ZhuiLu Old Trail, located inside Taroko National Park, is supposedly the ‘most extreme hike in Taiwan’ so naturally, I worked my butt off to get the permits to be able to do this hike. You will need to apply for both the Mountain Permit and Park Permit since this is an ecologically protected area and the park likes to restrict the number of visitors to this area per day. (Also I think because this hike is very strenuous and keeping a roster of visitors in this way will allow them to better keep track of people in case anything happens to anyone.) You can find the permit applications here.
The permit application process is daunting and slightly discouraging, and I came across multiple online services where you can pay someone to complete the application for you. My mom said I should’ve gone this route but why pay for something you can do perfectly well yourself? I’m cheap like that. Here’s what you need to do:
1. Complete the Park Entry and Mountain Entry application forms. You will need the names, birth dates and passport numbers for everyone in your group. You will also need the local address of where you’ll be staying in Taiwan (I put our hotel address in Taipei) and a local cell phone number where you can be reached along with information for an emergency contact living in Taiwan. Daunting ain’t it? But don’t worry because I left most of the areas blank – for now.

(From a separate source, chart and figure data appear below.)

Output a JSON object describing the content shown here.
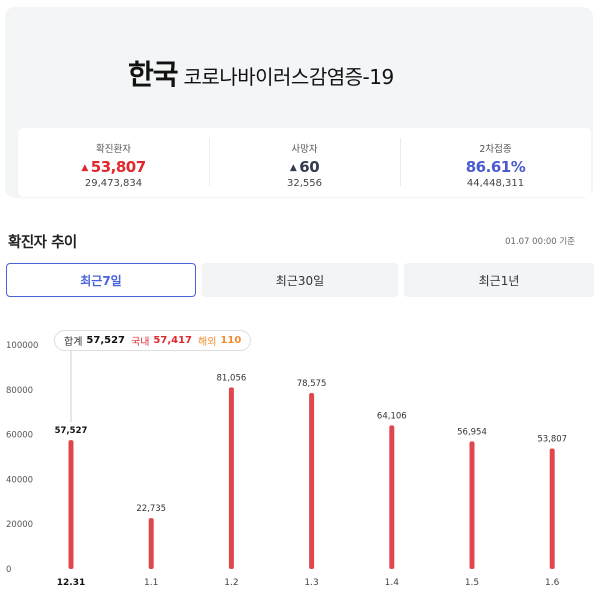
{
  "header": {
    "country": "한국",
    "disease": "코로나바이러스감염증-19"
  },
  "stats": [
    {
      "label": "확진환자",
      "value": "53,807",
      "total": "29,473,834",
      "color": "#e0282f"
    },
    {
      "label": "사망자",
      "value": "60",
      "total": "32,556",
      "color": "#333b4e"
    },
    {
      "label": "2차접종",
      "value": "86.61%",
      "total": "44,448,311",
      "color": "#4a5bd0"
    }
  ],
  "section": {
    "title": "확진자 추이",
    "timestamp": "01.07 00:00 기준"
  },
  "tabs": [
    {
      "label": "최근7일",
      "active": true
    },
    {
      "label": "최근30일",
      "active": false
    },
    {
      "label": "최근1년",
      "active": false
    }
  ],
  "tooltip": {
    "total_label": "합계",
    "total": "57,527",
    "domestic_label": "국내",
    "domestic": "57,417",
    "overseas_label": "해외",
    "overseas": "110"
  },
  "chart_data": {
    "type": "bar",
    "categories": [
      "12.31",
      "1.1",
      "1.2",
      "1.3",
      "1.4",
      "1.5",
      "1.6"
    ],
    "values": [
      57527,
      22735,
      81056,
      78575,
      64106,
      56954,
      53807
    ],
    "value_labels": [
      "57,527",
      "22,735",
      "81,056",
      "78,575",
      "64,106",
      "56,954",
      "53,807"
    ],
    "selected_index": 0,
    "yticks": [
      0,
      20000,
      40000,
      60000,
      80000,
      100000
    ],
    "ylim": [
      0,
      100000
    ],
    "bar_color": "#e0474c",
    "grid": false
  }
}
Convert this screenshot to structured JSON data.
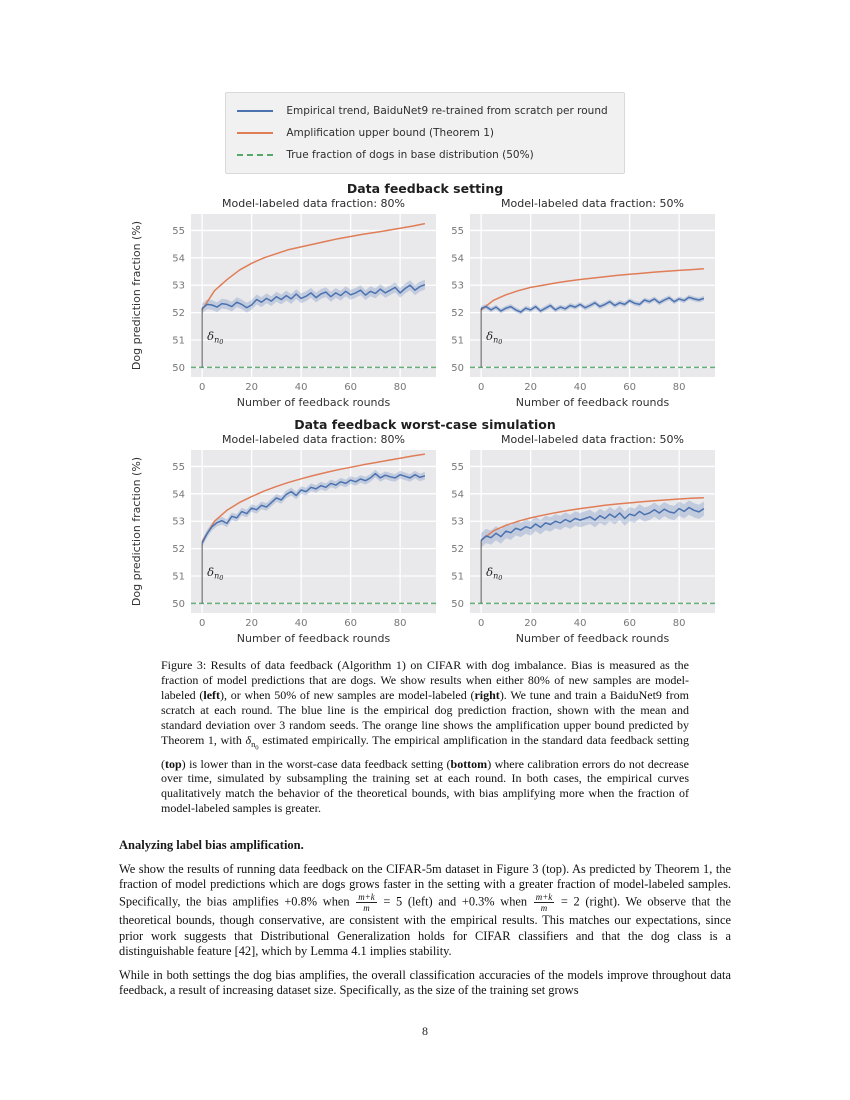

2. Email both applications to firstname.lastname@example.org AT LEAST 7 days in advance of your anticipated arrival date. I’ve heard that you actually only need to email in the Park Entry form but I emailed both just to be safe.
3. The park will email you back that they’ve received your application and create an online form for you to complete here: http://permits2.taroko.gov.tw. It’s basically the same application, but I wasn’t able to register online to do it initially because they ask for your Taiwanese national ID or something which I didn’t have. If you can register online to begin with, you can skip the whole filling out the doc and emailing part and go straight to submitting the application online.
4. Make sure you check your spam for this return email from the national park because my first one went into my spam and got deleted. I ended up calling the national park office 2 days before our hike to email me again.
UPDATE: It looks like they’ve updated the online application to this page: http://npm.cpami.gov.tw/en/apply_1_5.aspx which seems much more internationally user friendly.
5. Of course, I couldn’t finish the online application because I didn’t have a local emergency contact or a Taiwanese cell phone number… so 2 days before our hike we had to run to the cell phone store and buy a temporary SIM card for Alvin’s phone and use that new number for the application. (I highly recommend getting a SIM card anyway as it’s super helpful) I was able to use my Taiwanese friend’s brother as an emergency contact since he was living in Taipei at the time. You’ll need their National ID number along with their name, phone number and birthdate. The park will actually call this person to make sure they’re real so make sure you find a legit person.
6. Submit online application and wait in agony for the park to accept your application. You can check your application status through your account or through here: http://npm.cpami.gov.tw/en/apply_3.aspx.
7. Once you’ve been accepted via email, you will need to go to the police station (located at the Headquarters just inside the entrance to the park) the day before or the day of your hike to pick up your permits. They made me complete the Mountain Entry form again so be sure to bring copies of all of your forms with you so you don’t have to fill them out again.
8. The police will give you 2 copies of each permit, one for entry and one for when you exit the trail. We didn’t have to give back the second permit copy when we left, though, I think because it was covered in sweat by that time.
I highly recommend picking up the permit the day before your hike or earlier, if possible. You don’t know how long it will take at the police station (I think I spent close to 1 hour there) and you don’t want to be rushing in the morning.
Quick recap of what you’ll need for the application:
- Names of you, your group members, and Taiwanese emergency contact
- Birthdates of you, your group members, and Taiwanese emergency contact
- Passport numbers of you and your group members
- National ID of your Taiwanese emergency contact
- Address of your hotel in Taiwan
- Phone number of your Taiwanese emergency contact
- Your local Taiwanese cell phone number (this cannot be a hotel phone number)
Once you have all of the information, the application process will be easy peasy. The only real set back is obtaining a Taiwanese cell number, which you can only do once you’re in the country, so get that done right when you land. Finding a local to be your emergency contact is the only other thing that might be tricky, but you can find someone in advance or make friends in Taiwan!
Do NOT wait until the last minute to do this application or you will regret it.